Nieuwe armoedemeting
Elian Griffioen
wetenschappelijk medewerker bij het Centraal PlanbureauDe hulpmiddelen waarmee ik mijn huiswerk deed, zijn over de jaren heen veranderd. Toegang tot een computer is tegenwoordig noodzakelijk om mee te komen in het onderwijs. In algemene zin geldt dat ook voor alle noodzakelijke uitgaven die mensen moeten doen om volwaardig mee te doen in de maatschappij. Op die uitgaven baseren het Centraal Bureau voor de Statistiek, het Sociaal en Cultureel Planbureau en Nibud een nieuwe armoedegrens, waarover afgelopen week een rapport verscheen. In plaats van methoden van drie verschillende instituten is er nu een gezamenlijke armoedemethodiek ontwikkeld. Hiermee zijn de armoedestatistieken van de afgelopen jaren opnieuw berekend.

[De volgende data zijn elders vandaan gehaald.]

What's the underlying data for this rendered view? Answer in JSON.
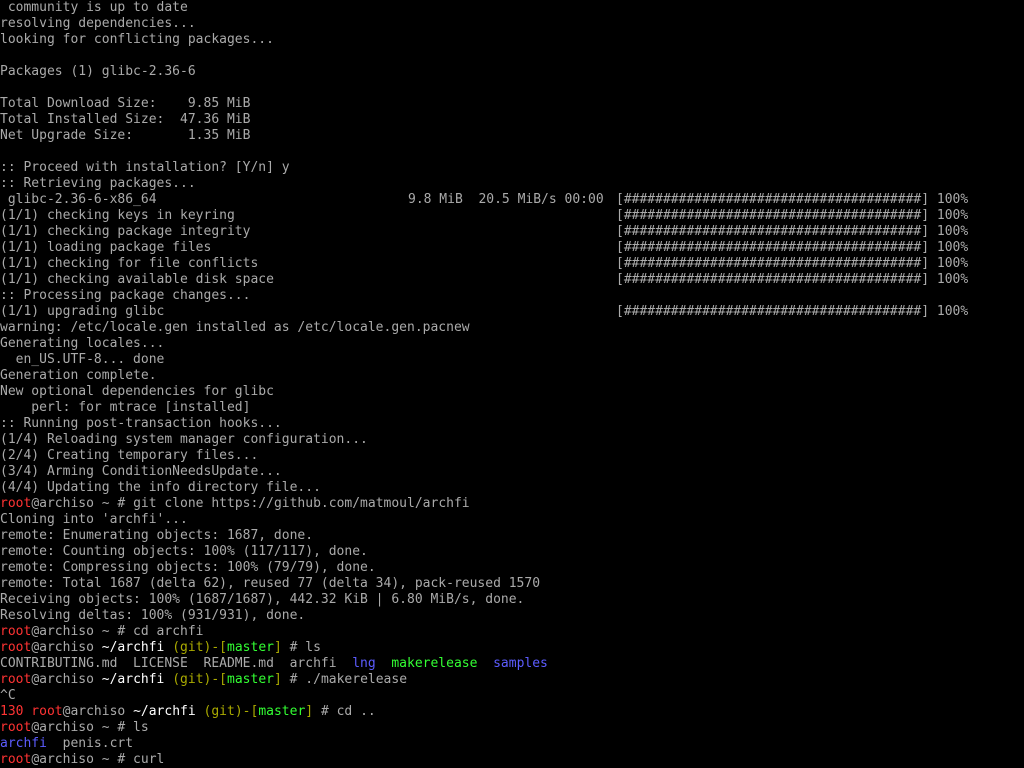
{
  "colors": {
    "background": "#000000",
    "text": "#aaaaaa",
    "prompt_user": "#ff3333",
    "path": "#ffffff",
    "git_branch": "#33ff33",
    "git_paren": "#aa55ff",
    "directory": "#5c5cff"
  },
  "lines": [
    {
      "type": "plain",
      "text": " community is up to date"
    },
    {
      "type": "plain",
      "text": "resolving dependencies..."
    },
    {
      "type": "plain",
      "text": "looking for conflicting packages..."
    },
    {
      "type": "plain",
      "text": ""
    },
    {
      "type": "plain",
      "text": "Packages (1) glibc-2.36-6"
    },
    {
      "type": "plain",
      "text": ""
    },
    {
      "type": "plain",
      "text": "Total Download Size:    9.85 MiB"
    },
    {
      "type": "plain",
      "text": "Total Installed Size:  47.36 MiB"
    },
    {
      "type": "plain",
      "text": "Net Upgrade Size:       1.35 MiB"
    },
    {
      "type": "plain",
      "text": ""
    },
    {
      "type": "plain",
      "text": ":: Proceed with installation? [Y/n] y"
    },
    {
      "type": "plain",
      "text": ":: Retrieving packages..."
    },
    {
      "type": "bar",
      "left": " glibc-2.36-6-x86_64",
      "mid": "9.8 MiB  20.5 MiB/s 00:00",
      "bar": "[######################################] 100%"
    },
    {
      "type": "bar",
      "left": "(1/1) checking keys in keyring",
      "mid": "",
      "bar": "[######################################] 100%"
    },
    {
      "type": "bar",
      "left": "(1/1) checking package integrity",
      "mid": "",
      "bar": "[######################################] 100%"
    },
    {
      "type": "bar",
      "left": "(1/1) loading package files",
      "mid": "",
      "bar": "[######################################] 100%"
    },
    {
      "type": "bar",
      "left": "(1/1) checking for file conflicts",
      "mid": "",
      "bar": "[######################################] 100%"
    },
    {
      "type": "bar",
      "left": "(1/1) checking available disk space",
      "mid": "",
      "bar": "[######################################] 100%"
    },
    {
      "type": "plain",
      "text": ":: Processing package changes..."
    },
    {
      "type": "bar",
      "left": "(1/1) upgrading glibc",
      "mid": "",
      "bar": "[######################################] 100%"
    },
    {
      "type": "plain",
      "text": "warning: /etc/locale.gen installed as /etc/locale.gen.pacnew"
    },
    {
      "type": "plain",
      "text": "Generating locales..."
    },
    {
      "type": "plain",
      "text": "  en_US.UTF-8... done"
    },
    {
      "type": "plain",
      "text": "Generation complete."
    },
    {
      "type": "plain",
      "text": "New optional dependencies for glibc"
    },
    {
      "type": "plain",
      "text": "    perl: for mtrace [installed]"
    },
    {
      "type": "plain",
      "text": ":: Running post-transaction hooks..."
    },
    {
      "type": "plain",
      "text": "(1/4) Reloading system manager configuration..."
    },
    {
      "type": "plain",
      "text": "(2/4) Creating temporary files..."
    },
    {
      "type": "plain",
      "text": "(3/4) Arming ConditionNeedsUpdate..."
    },
    {
      "type": "plain",
      "text": "(4/4) Updating the info directory file..."
    },
    {
      "type": "segs",
      "segs": [
        {
          "c": "red",
          "t": "root"
        },
        {
          "c": "default",
          "t": "@archiso "
        },
        {
          "c": "default",
          "t": "~"
        },
        {
          "c": "default",
          "t": " # git clone https://github.com/matmoul/archfi"
        }
      ]
    },
    {
      "type": "plain",
      "text": "Cloning into 'archfi'..."
    },
    {
      "type": "plain",
      "text": "remote: Enumerating objects: 1687, done."
    },
    {
      "type": "plain",
      "text": "remote: Counting objects: 100% (117/117), done."
    },
    {
      "type": "plain",
      "text": "remote: Compressing objects: 100% (79/79), done."
    },
    {
      "type": "plain",
      "text": "remote: Total 1687 (delta 62), reused 77 (delta 34), pack-reused 1570"
    },
    {
      "type": "plain",
      "text": "Receiving objects: 100% (1687/1687), 442.32 KiB | 6.80 MiB/s, done."
    },
    {
      "type": "plain",
      "text": "Resolving deltas: 100% (931/931), done."
    },
    {
      "type": "segs",
      "segs": [
        {
          "c": "red",
          "t": "root"
        },
        {
          "c": "default",
          "t": "@archiso ~ # cd archfi"
        }
      ]
    },
    {
      "type": "segs",
      "segs": [
        {
          "c": "red",
          "t": "root"
        },
        {
          "c": "default",
          "t": "@archiso "
        },
        {
          "c": "white",
          "t": "~/archfi"
        },
        {
          "c": "default",
          "t": " "
        },
        {
          "c": "olive",
          "t": "(git)-["
        },
        {
          "c": "green",
          "t": "master"
        },
        {
          "c": "olive",
          "t": "]"
        },
        {
          "c": "default",
          "t": " # ls"
        }
      ]
    },
    {
      "type": "segs",
      "segs": [
        {
          "c": "default",
          "t": "CONTRIBUTING.md  LICENSE  README.md  archfi  "
        },
        {
          "c": "blue",
          "t": "lng"
        },
        {
          "c": "default",
          "t": "  "
        },
        {
          "c": "green",
          "t": "makerelease"
        },
        {
          "c": "default",
          "t": "  "
        },
        {
          "c": "blue",
          "t": "samples"
        }
      ]
    },
    {
      "type": "segs",
      "segs": [
        {
          "c": "red",
          "t": "root"
        },
        {
          "c": "default",
          "t": "@archiso "
        },
        {
          "c": "white",
          "t": "~/archfi"
        },
        {
          "c": "default",
          "t": " "
        },
        {
          "c": "olive",
          "t": "(git)-["
        },
        {
          "c": "green",
          "t": "master"
        },
        {
          "c": "olive",
          "t": "]"
        },
        {
          "c": "default",
          "t": " # ./makerelease"
        }
      ]
    },
    {
      "type": "plain",
      "text": "^C"
    },
    {
      "type": "segs",
      "segs": [
        {
          "c": "red",
          "t": "130 root"
        },
        {
          "c": "default",
          "t": "@archiso "
        },
        {
          "c": "white",
          "t": "~/archfi"
        },
        {
          "c": "default",
          "t": " "
        },
        {
          "c": "olive",
          "t": "(git)-["
        },
        {
          "c": "green",
          "t": "master"
        },
        {
          "c": "olive",
          "t": "]"
        },
        {
          "c": "default",
          "t": " # cd .."
        }
      ]
    },
    {
      "type": "segs",
      "segs": [
        {
          "c": "red",
          "t": "root"
        },
        {
          "c": "default",
          "t": "@archiso ~ # ls"
        }
      ]
    },
    {
      "type": "segs",
      "segs": [
        {
          "c": "blue",
          "t": "archfi"
        },
        {
          "c": "default",
          "t": "  penis.crt"
        }
      ]
    },
    {
      "type": "segs",
      "segs": [
        {
          "c": "red",
          "t": "root"
        },
        {
          "c": "default",
          "t": "@archiso ~ # curl"
        }
      ]
    }
  ]
}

Het CPB is niet betrokken geweest bij de ontwikkeling van die nieuwe armoededefinitie, maar maakt wel ramingen van het aantal personen en kinderen dat in armoede leeft. Daarom kregen we periodieke updates van de voortgang van het traject. Op dit moment werken we met het niet-veel-maar-toereikendcriterium (nvmt-criterium) van het SCP in onze ramingen. Maar vanaf het Centraal Economisch Plan komend jaar gebruiken we de nieuwe armoedegrens.
Huur, energie en vermogen
Hoe ziet deze nieuwe armoedegrens eruit? De hoogte van de armoedegrens wordt berekend met minimumvoorbeeldbegrotingen van het Nibud. In deze begroting wordt per huishoudtype (alleenstaande, paar met kinderen etc.) vastgelegd wat noodzakelijke uitgaven zijn en wat ze minimaal kosten. Onder noodzakelijke uitgaven vallen huur, energie, voeding en kleding. Maar ook uitgaven aan sociale activiteiten nemen zij mee, bijvoorbeeld abonnementen en contributie (van een sportvereniging) of vervoer om bij mensen op bezoek te gaan. Om te bepalen of een huishouden in armoede leeft, vergelijken ze het besteedbaar inkomen met de armoedegrens. Het besteedbaar inkomen is het inkomen na het betalen van belasting en ontvangen van toeslagen.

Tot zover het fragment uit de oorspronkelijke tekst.